Surgeon versus anaethetist inserted rectus sheath catheters: an RCT
Research type
Research Study
Full title
Surgical Placement versus Anaesthetic placement of Rectus sheath Catheter for pain relief following major abdominal surgery (SPARC). A Single Centre Randomised Controlled Trial
IRAS ID
222025
Contact name
Dale Vimalachandran
Contact email
Sponsor organisation
Countess of Chester Hospital NHS Foundation Trust
Clinicaltrials.gov Identifier
Duration of Study in the UK
1 years, 0 months, 1 days
Research summary
Pain management post laparotomy (abdominal surgery) can be difficult and in our trust we are increasingly using rectus sheath catheters.This is achieved by placing catheters, done by either by the surgeon or anaesthetist into the potential space between the rectus muscle and the posterior rectus sheath. Two catheters are placed, one on either side of the mid-line wound. Local anaesthetic is then infused through the catheters for up to 3 days post-operatively. This provides analgesia to the central abdominal wall in the region of the T7-T11 dermatomes. It only provides analgesia for somatic pain, not visceral pain and hence needs to be used in addition to a multi-modal analgesic regime usually including a patient controlled analgesia device (PCA) containing either morphine or oxycodone. Advantages of a RSC infusion over an epidural include that it can be used in patients with coagulopathy or systemic infection and can be safely performed asleep. It is also less labour intensive to manage on the ward and does not carry the same risks of hypotension and excessive fluid administration that are associated with an epidural.

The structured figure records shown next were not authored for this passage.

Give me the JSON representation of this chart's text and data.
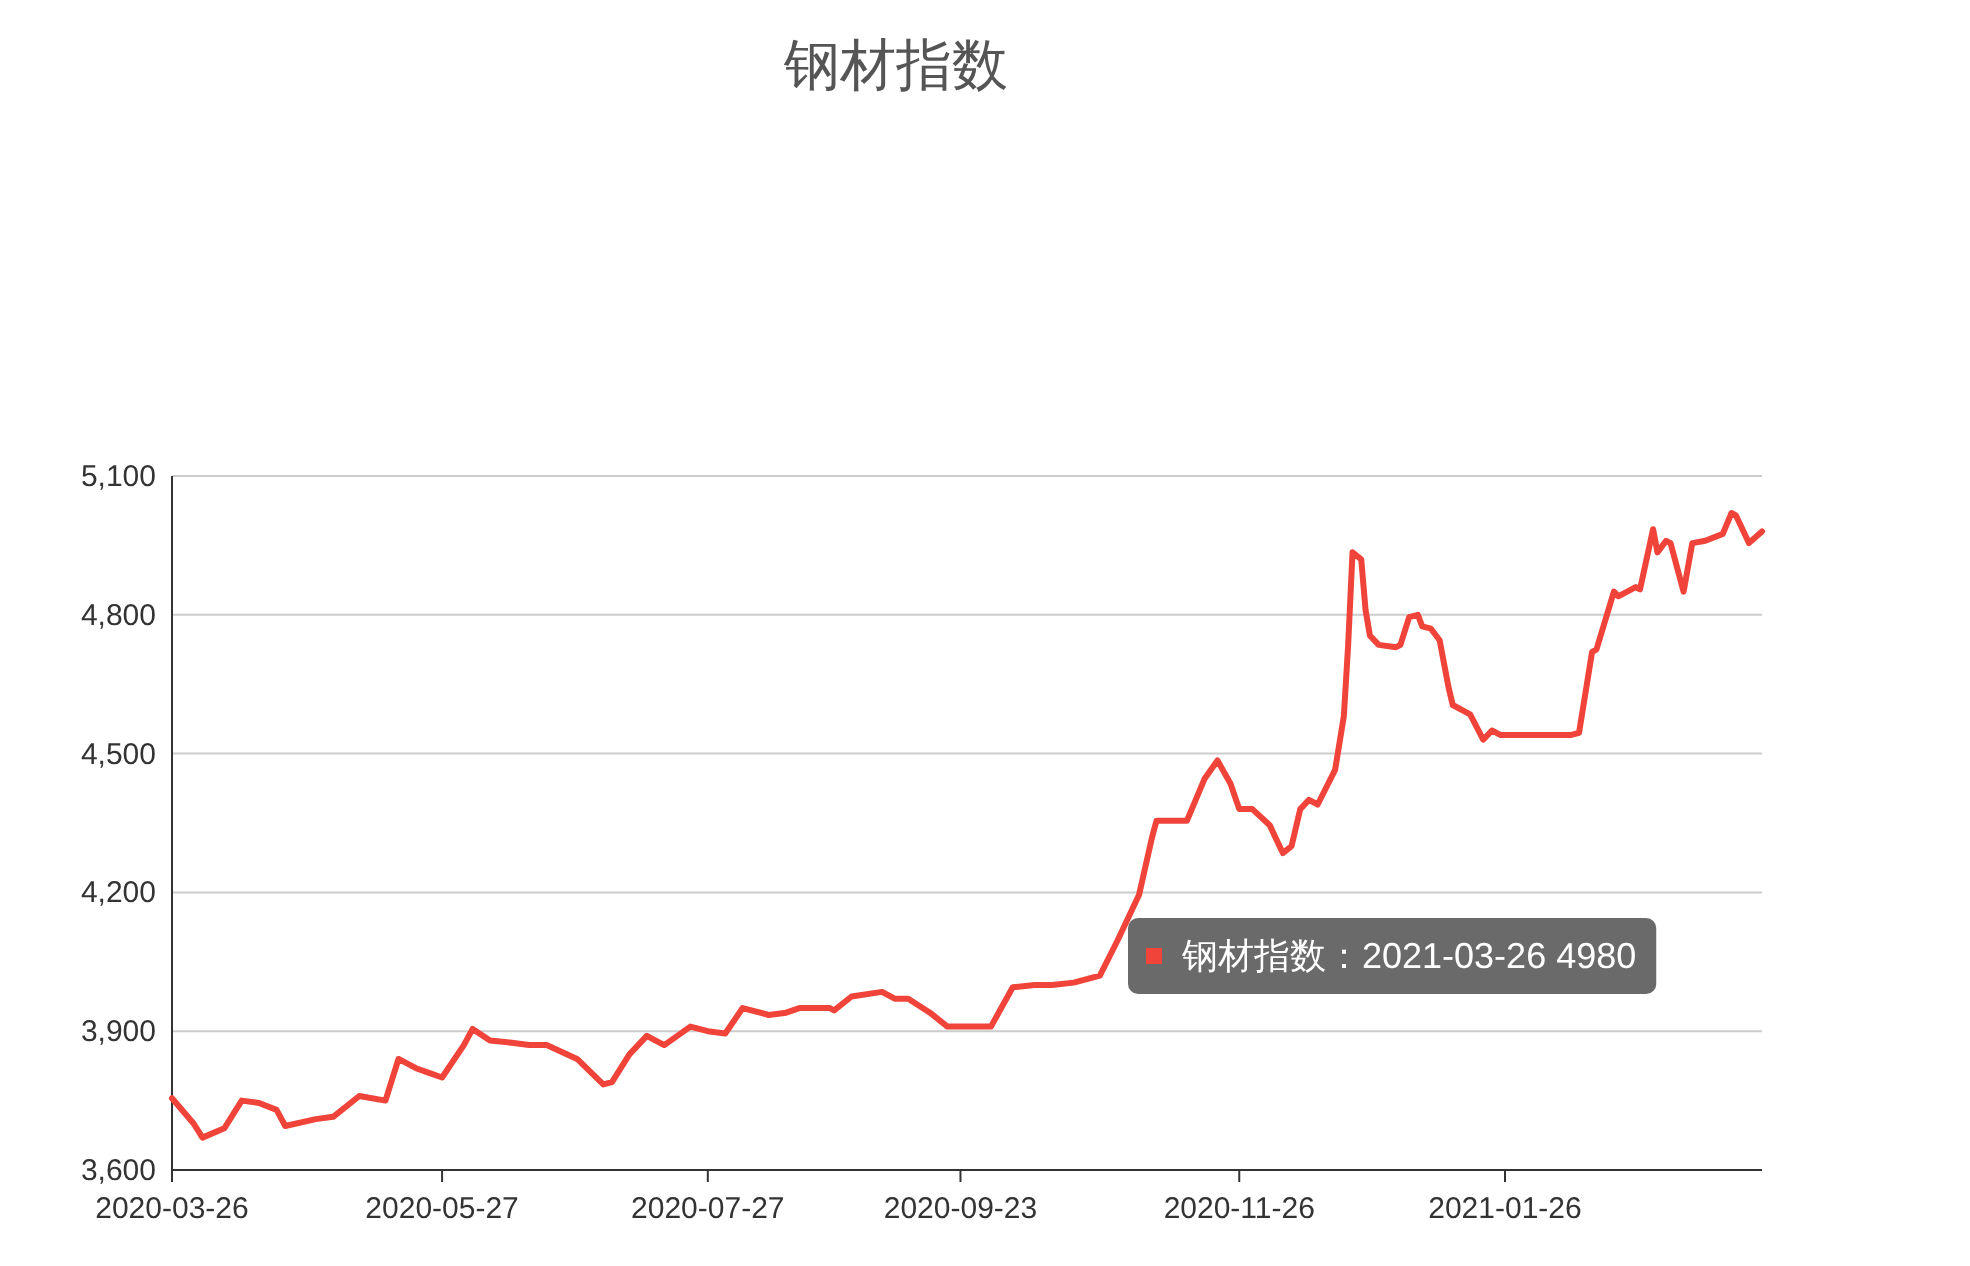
{
  "chart_data": {
    "type": "line",
    "title": "钢材指数",
    "x": [
      "2020-03-26",
      "2020-03-31",
      "2020-04-02",
      "2020-04-07",
      "2020-04-11",
      "2020-04-15",
      "2020-04-19",
      "2020-04-21",
      "2020-04-28",
      "2020-05-02",
      "2020-05-08",
      "2020-05-14",
      "2020-05-17",
      "2020-05-21",
      "2020-05-24",
      "2020-05-27",
      "2020-06-01",
      "2020-06-03",
      "2020-06-07",
      "2020-06-12",
      "2020-06-16",
      "2020-06-20",
      "2020-06-27",
      "2020-07-03",
      "2020-07-05",
      "2020-07-09",
      "2020-07-13",
      "2020-07-17",
      "2020-07-23",
      "2020-07-27",
      "2020-07-31",
      "2020-08-04",
      "2020-08-10",
      "2020-08-14",
      "2020-08-17",
      "2020-08-24",
      "2020-08-25",
      "2020-08-29",
      "2020-09-05",
      "2020-09-08",
      "2020-09-11",
      "2020-09-16",
      "2020-09-20",
      "2020-09-23",
      "2020-09-30",
      "2020-10-05",
      "2020-10-10",
      "2020-10-14",
      "2020-10-19",
      "2020-10-25",
      "2020-10-29",
      "2020-11-03",
      "2020-11-06",
      "2020-11-07",
      "2020-11-14",
      "2020-11-18",
      "2020-11-21",
      "2020-11-24",
      "2020-11-26",
      "2020-11-29",
      "2020-12-03",
      "2020-12-06",
      "2020-12-08",
      "2020-12-10",
      "2020-12-12",
      "2020-12-14",
      "2020-12-18",
      "2020-12-20",
      "2020-12-21",
      "2020-12-22",
      "2020-12-24",
      "2020-12-25",
      "2020-12-26",
      "2020-12-28",
      "2021-01-01",
      "2021-01-02",
      "2021-01-04",
      "2021-01-06",
      "2021-01-07",
      "2021-01-09",
      "2021-01-11",
      "2021-01-13",
      "2021-01-14",
      "2021-01-18",
      "2021-01-21",
      "2021-01-23",
      "2021-01-25",
      "2021-01-26",
      "2021-02-03",
      "2021-02-10",
      "2021-02-12",
      "2021-02-15",
      "2021-02-16",
      "2021-02-20",
      "2021-02-21",
      "2021-02-25",
      "2021-02-26",
      "2021-03-01",
      "2021-03-02",
      "2021-03-04",
      "2021-03-05",
      "2021-03-08",
      "2021-03-10",
      "2021-03-13",
      "2021-03-17",
      "2021-03-19",
      "2021-03-20",
      "2021-03-23",
      "2021-03-26"
    ],
    "series": [
      {
        "color": "#f0443a",
        "values": [
          3755,
          3700,
          3670,
          3690,
          3750,
          3745,
          3730,
          3695,
          3710,
          3715,
          3760,
          3750,
          3840,
          3820,
          3810,
          3800,
          3870,
          3905,
          3880,
          3875,
          3870,
          3870,
          3840,
          3785,
          3790,
          3850,
          3890,
          3870,
          3910,
          3900,
          3895,
          3950,
          3935,
          3940,
          3950,
          3950,
          3945,
          3975,
          3985,
          3970,
          3970,
          3940,
          3910,
          3910,
          3910,
          3995,
          4000,
          4000,
          4005,
          4020,
          4095,
          4195,
          4320,
          4355,
          4355,
          4445,
          4485,
          4435,
          4380,
          4380,
          4345,
          4285,
          4300,
          4380,
          4400,
          4390,
          4465,
          4580,
          4735,
          4935,
          4920,
          4810,
          4755,
          4735,
          4730,
          4735,
          4795,
          4800,
          4775,
          4770,
          4745,
          4645,
          4605,
          4585,
          4530,
          4550,
          4540,
          4540,
          4540,
          4540,
          4545,
          4720,
          4725,
          4850,
          4840,
          4860,
          4855,
          4985,
          4935,
          4960,
          4955,
          4850,
          4955,
          4960,
          4975,
          5020,
          5015,
          4955,
          4980
        ]
      }
    ],
    "xlim": [
      "2020-03-26",
      "2021-03-26"
    ],
    "xticks": [
      "2020-03-26",
      "2020-05-27",
      "2020-07-27",
      "2020-09-23",
      "2020-11-26",
      "2021-01-26"
    ],
    "ylim": [
      3600,
      5100
    ],
    "yticks": [
      {
        "value": 3600,
        "label": "3,600"
      },
      {
        "value": 3900,
        "label": "3,900"
      },
      {
        "value": 4200,
        "label": "4,200"
      },
      {
        "value": 4500,
        "label": "4,500"
      },
      {
        "value": 4800,
        "label": "4,800"
      },
      {
        "value": 5100,
        "label": "5,100"
      }
    ],
    "grid": "y",
    "line_style": "solid",
    "annotations": [
      "钢材指数：2021-03-26 4980"
    ]
  }
}
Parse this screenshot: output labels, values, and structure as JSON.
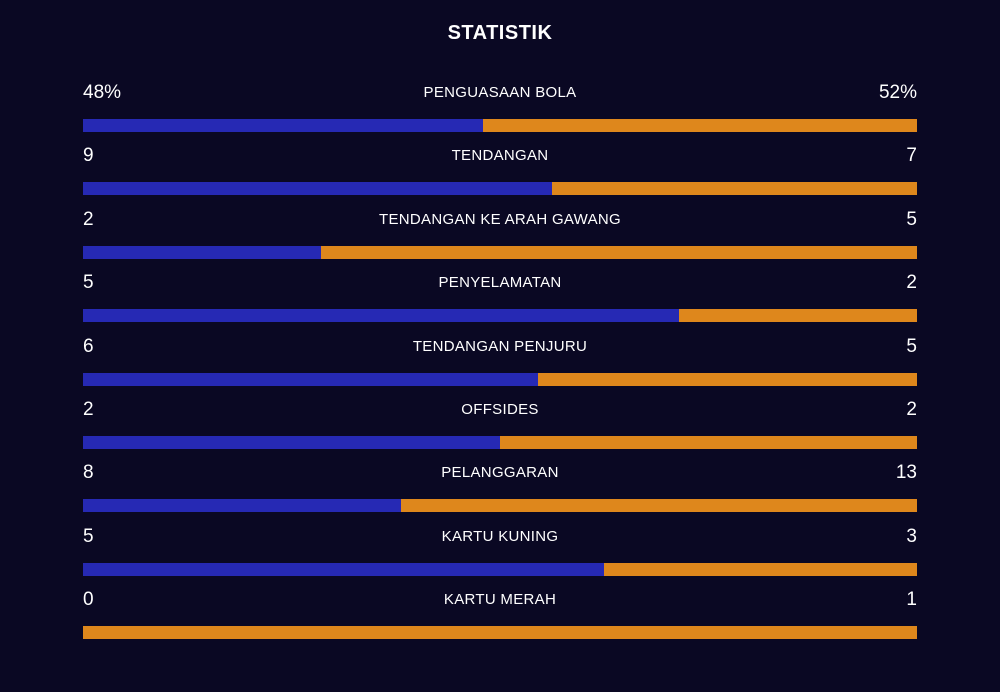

There is randomised controlled trial evidence that RSC infusions in addition to PCA provide superior analgesia when compared to PCA alone in surgery performed through a midline incision. There is also a randomised controlled trial in progress that is comparing analgesic quality of epidural infusions to RSC with PCA. In most published literature to date, RSC are inserted by the anaesthetist using ultrasound to aid placement. In our hospital, some RSC are inserted by anaesthetists although the majority are performed by surgeons at the end of an operation. This is because we believe that this technique is less time consuming and both insertion techniques result in equivalent analgesia.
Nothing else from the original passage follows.